Committed to PEOPLE'S RIGHT TO KNOW
Vol. 4 Num 337 Wed. May 12, 2004  
   
Editorial


Editorial
Rethink and reform politics
The compelling message from BDF
This year's BDF meeting stood out from the previous ones. There has been a marked stridency in the development partners' positioning on issues. Pleasantries were in short supply and even the customary scale of praise and brickbats was heavily tipped towards the unsavoury.

What comes through the donor-Bangladesh government interface can be summed up as follows. First, by past standards, government's credibility with donors has touched a new low. Secondly, the donor community's observations have not been just acerbic, these even came with a hint of partial withdrawal or disengagement from programmes.
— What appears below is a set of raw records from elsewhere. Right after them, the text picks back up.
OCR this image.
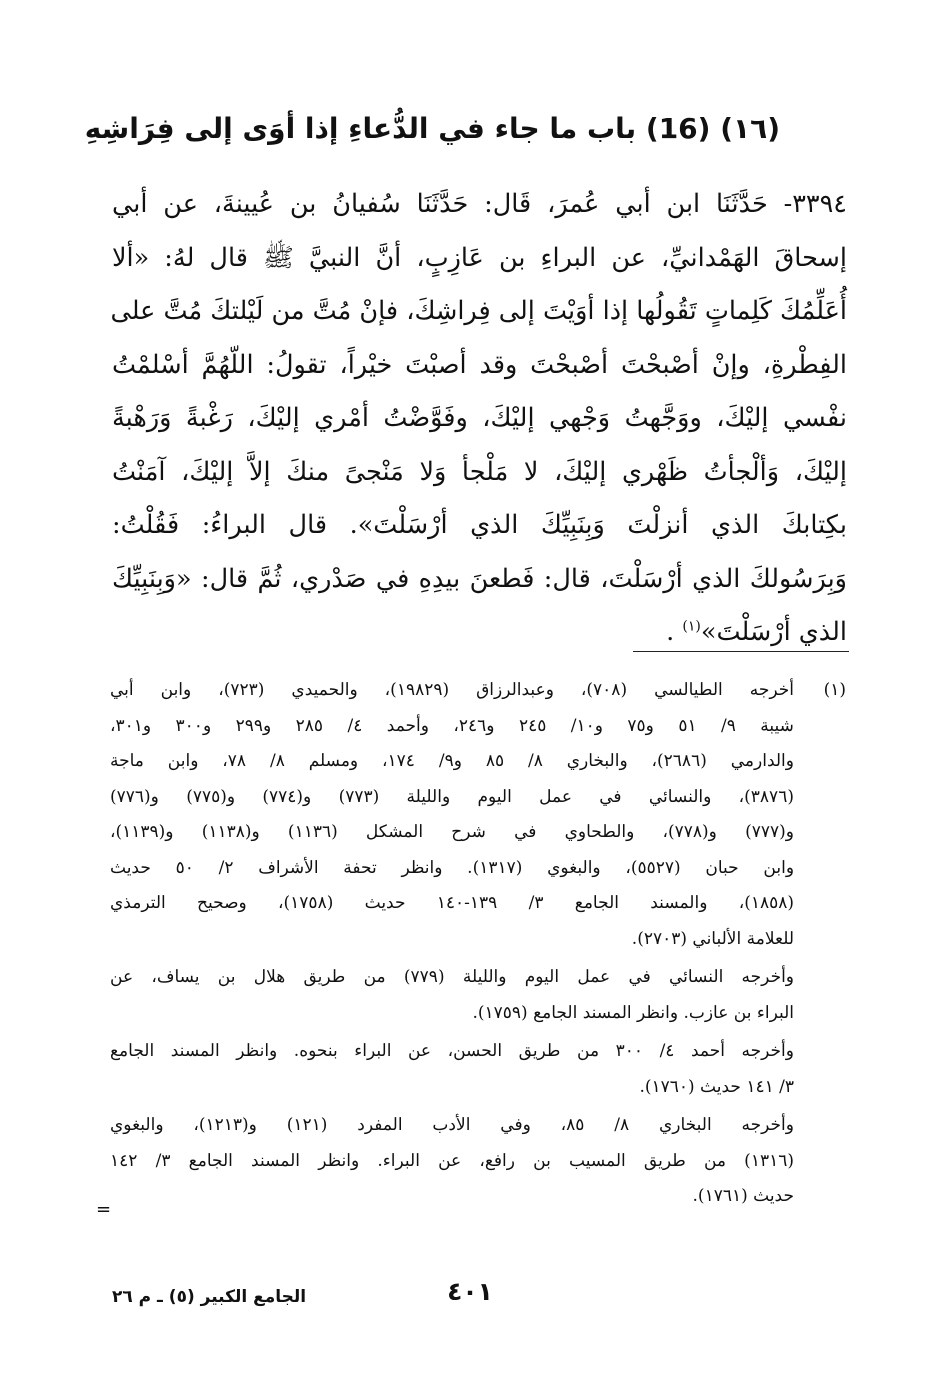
(١٦) (16) باب ما جاء في الدُّعاءِ إذا أوَى إلى فِرَاشِهِ
٣٣٩٤- حَدَّثَنَا ابن أبي عُمرَ، قَال: حَدَّثَنَا سُفيانُ بن عُيينةَ، عن أبي
إسحاقَ الهَمْدانيِّ، عن البراءِ بن عَازِبٍ، أنَّ النبيَّ ﷺ قال لهُ: «ألا
أُعَلِّمُكَ كَلِماتٍ تَقُولُها إذا أوَيْتَ إلى فِراشِكَ، فإنْ مُتَّ من لَيْلتكَ مُتَّ على
الفِطْرةِ، وإنْ أصْبحْتَ أصْبحْتَ وقد أصبْتَ خيْراً، تقولُ: اللّهُمَّ أسْلمْتُ
نفْسي إليْكَ، ووَجَّهتُ وَجْهي إليْكَ، وفَوَّضْتُ أمْري إليْكَ، رَغْبةً وَرَهْبةً
إليْكَ، وَألْجأتُ ظَهْري إليْكَ، لا مَلْجأ وَلا مَنْجىً منكَ إلاَّ إليْكَ، آمَنْتُ
بكِتابكَ الذي أنزلْتَ وَبِنَبِيِّكَ الذي أرْسَلْتَ». قال البراءُ: فَقُلْتُ:
وَبِرَسُولكَ الذي أرْسَلْتَ، قال: فَطعنَ بيدِهِ في صَدْري، ثُمَّ قال: «وَبِنَبِيِّكَ
الذي أرْسَلْتَ»$^{(١)}$ .
(١)
أخرجه الطيالسي (٧٠٨)، وعبدالرزاق (١٩٨٢٩)، والحميدي (٧٢٣)، وابن أبي
شيبة ٩/ ٥١ و٧٥ و١٠/ ٢٤٥ و٢٤٦، وأحمد ٤/ ٢٨٥ و٢٩٩ و٣٠٠ و٣٠١،
والدارمي (٢٦٨٦)، والبخاري ٨/ ٨٥ و٩/ ١٧٤، ومسلم ٨/ ٧٨، وابن ماجة
(٣٨٧٦)، والنسائي في عمل اليوم والليلة (٧٧٣) و(٧٧٤) و(٧٧٥) و(٧٧٦)
و(٧٧٧) و(٧٧٨)، والطحاوي في شرح المشكل (١١٣٦) و(١١٣٨) و(١١٣٩)،
وابن حبان (٥٥٢٧)، والبغوي (١٣١٧). وانظر تحفة الأشراف ٢/ ٥٠ حديث
(١٨٥٨)، والمسند الجامع ٣/ ١٣٩-١٤٠ حديث (١٧٥٨)، وصحيح الترمذي
للعلامة الألباني (٢٧٠٣).
وأخرجه النسائي في عمل اليوم والليلة (٧٧٩) من طريق هلال بن يساف، عن
البراء بن عازب. وانظر المسند الجامع (١٧٥٩).
وأخرجه أحمد ٤/ ٣٠٠ من طريق الحسن، عن البراء بنحوه. وانظر المسند الجامع
٣/ ١٤١ حديث (١٧٦٠).
وأخرجه البخاري ٨/ ٨٥، وفي الأدب المفرد (١٢١) و(١٢١٣)، والبغوي
(١٣١٦) من طريق المسيب بن رافع، عن البراء. وانظر المسند الجامع ٣/ ١٤٢
حديث (١٧٦١).
=
٤٠١
الجامع الكبير (٥) ـ م ٢٦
Third, the discourse was dominated by non-economic issues like never before. Fourth, a clear message rang out that non-economic factors like corruption, high cost of doing business and deepening insecurity reduced the annual growth rate by at least three percent. Fifth, the development partners stressed the paramount need for providing security to ordinary citizens who basically are the engine of national development.

To address the whole gamut of issues, the development partners have come out strongly with a commonsensical recipe, oft-suggested by our independent media and civil society as well, for the government's tolerance of dissent and allowing of space to the opposition. Given the stalemate, the fundamental responsibility is the government's to engage the opposition rather than distance itself from the latter, far less be exclusionary or dismissive about it. Hopefully, the ruling party has learned, perhaps the hard way, that it doesn't pay to go it alone in matters of presenting the country's case to the outside world. Furthermore, the idiom a government uses for domestic consumption to get around their follies can fall flat on expert foreign audience who have their own judgmental criteria. That is perhaps another lesson to draw.
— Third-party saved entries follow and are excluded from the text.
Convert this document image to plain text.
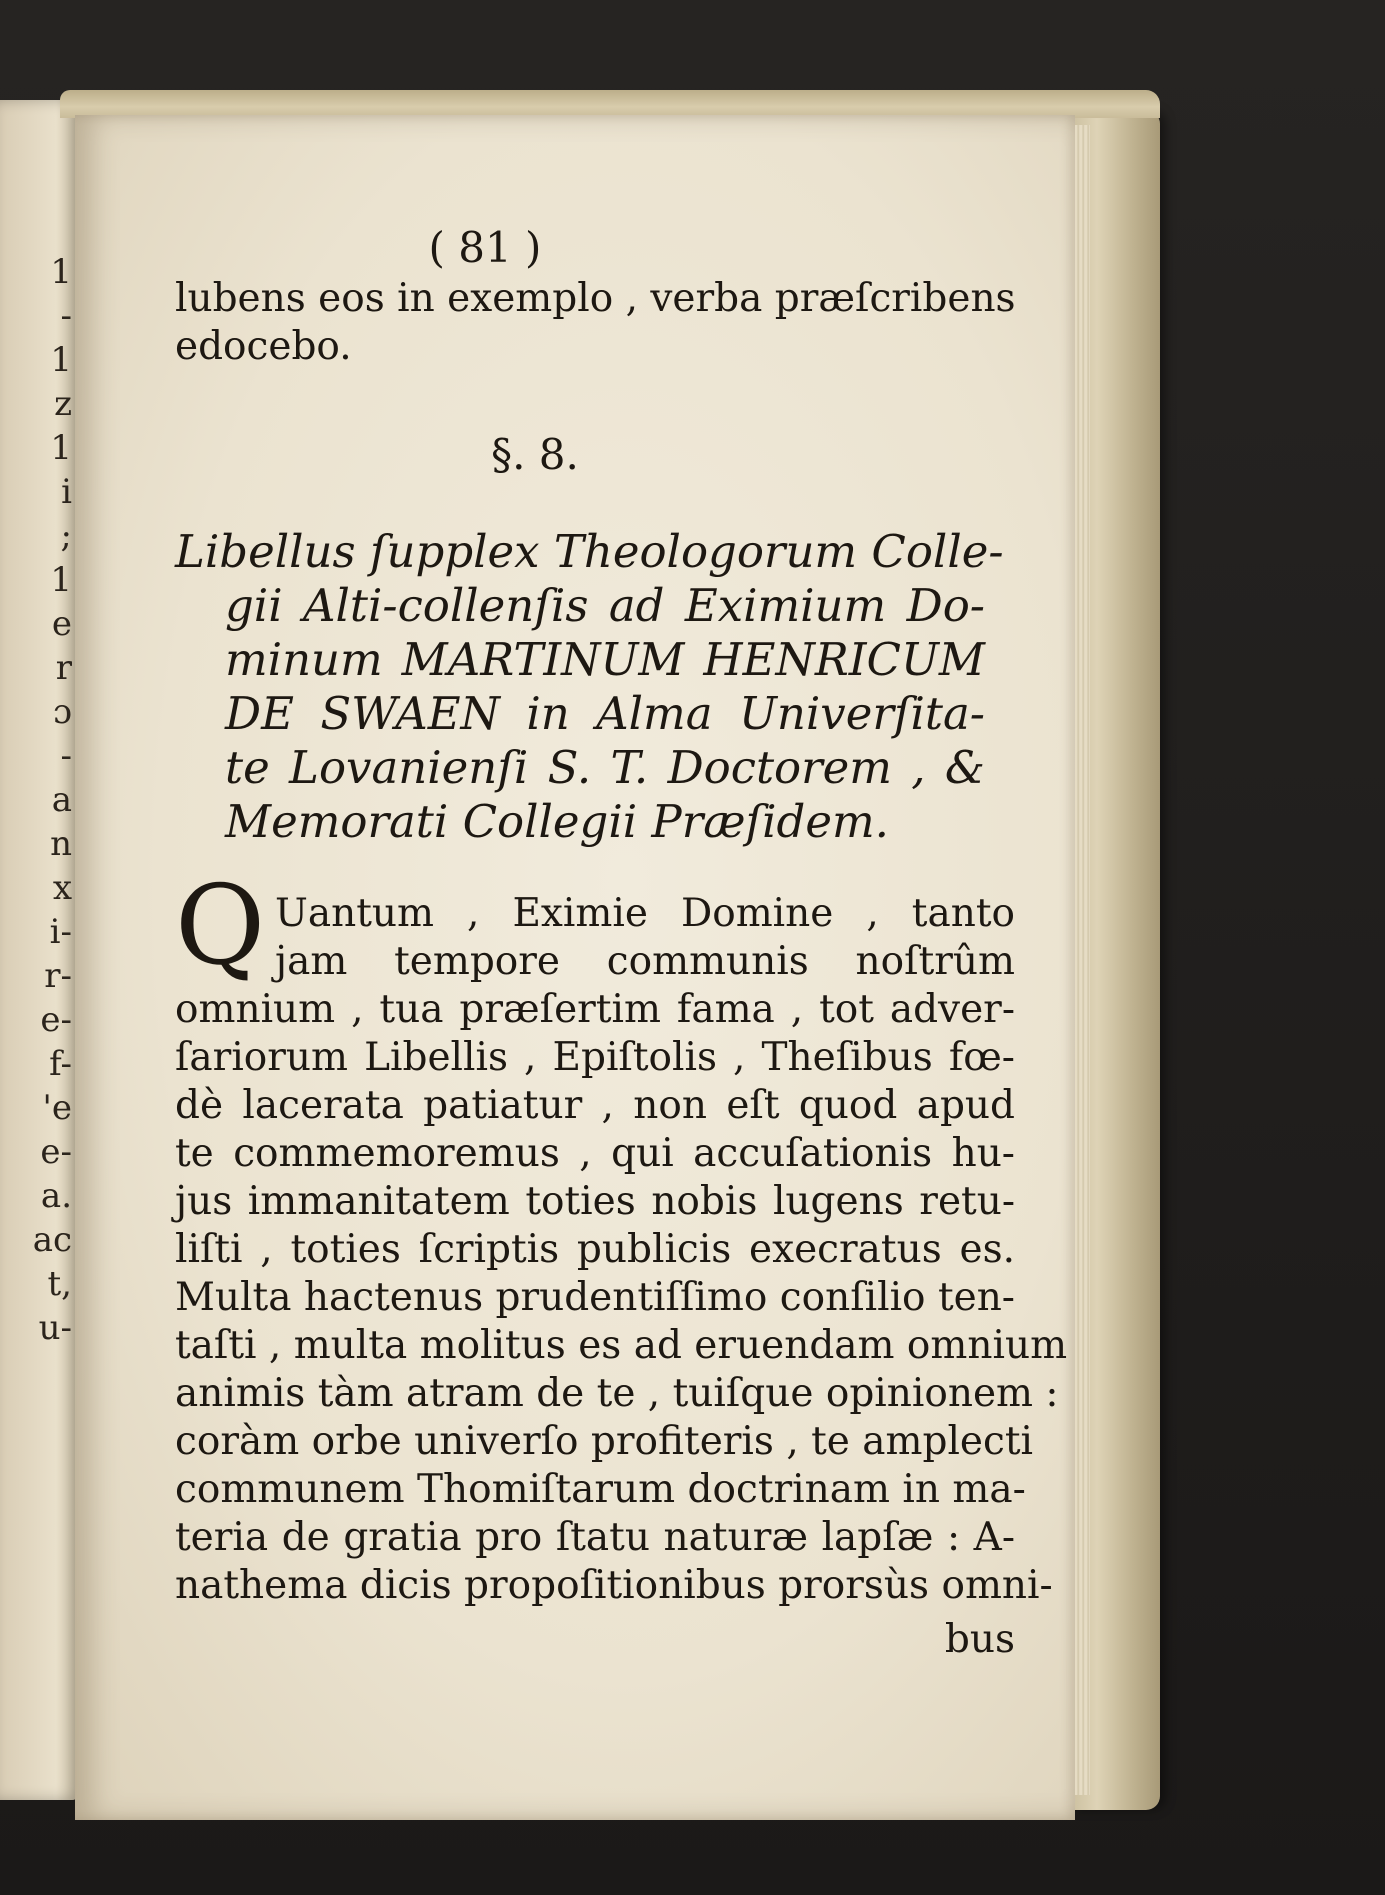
1
-
1
z
1
i
;
1
e
r
ɔ
-
a
n
x
i-
r-
e-
f-
'e
e-
a.
ac
t,
u-
( 81 )
lubens eos in exemplo , verba præſcribens
edocebo.
§. 8.
Libellus ſupplex Theologorum Colle-
gii Alti-collenſis ad Eximium Do-
minum MARTINUM HENRICUM
DE SWAEN in Alma Univerſita-
te Lovanienſi S. T. Doctorem , &
Memorati Collegii Præſidem.
Q Uantum , Eximie Domine , tanto
jam tempore communis noſtrûm
omnium , tua præſertim fama , tot adver-
ſariorum Libellis , Epiſtolis , Theſibus fœ-
dè lacerata patiatur , non eſt quod apud
te commemoremus , qui accuſationis hu-
jus immanitatem toties nobis lugens retu-
liſti , toties ſcriptis publicis execratus es.
Multa hactenus prudentiſſimo conſilio ten-
taſti , multa molitus es ad eruendam omnium
animis tàm atram de te , tuiſque opinionem :
coràm orbe univerſo profiteris , te amplecti
communem Thomiſtarum doctrinam in ma-
teria de gratia pro ſtatu naturæ lapſæ : A-
nathema dicis propoſitionibus prorsùs omni-
bus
The message is equally targeted to the opposition. They need to respond as a responsible opposition to a government offer for talks that will have travelled an extra mile. There is no discord between the government and the opposition on basic reform issues. Only growing political confrontation raises newer questions and causes hardening of positions. Thereby the potential for building a working relationship is wasted. Such a relationship would have paid equal dividends to both sides regardless of who were in power.
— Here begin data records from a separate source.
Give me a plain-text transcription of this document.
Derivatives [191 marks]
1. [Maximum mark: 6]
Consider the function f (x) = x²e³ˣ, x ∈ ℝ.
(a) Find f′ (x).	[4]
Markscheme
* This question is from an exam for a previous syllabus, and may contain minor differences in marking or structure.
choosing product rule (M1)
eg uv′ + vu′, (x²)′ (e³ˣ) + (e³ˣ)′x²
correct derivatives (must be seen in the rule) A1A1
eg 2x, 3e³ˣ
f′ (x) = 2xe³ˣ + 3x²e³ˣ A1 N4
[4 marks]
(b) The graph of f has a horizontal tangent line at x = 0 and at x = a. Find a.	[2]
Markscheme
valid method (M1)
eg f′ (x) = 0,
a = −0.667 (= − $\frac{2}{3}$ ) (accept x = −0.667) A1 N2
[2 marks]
Setting aside the donor language or expressions which, in some instances, were abrasive verging on being grated, we are in broad agreement with the thrust the BDF laid on priority concerns and issues before the nation. But the point we would like to highlight is that none of the issues will be properly addressed unless the opposition is given the space it deserves because of the public support it commands and no less because the Constitution of the country and the supreme national interest demand it.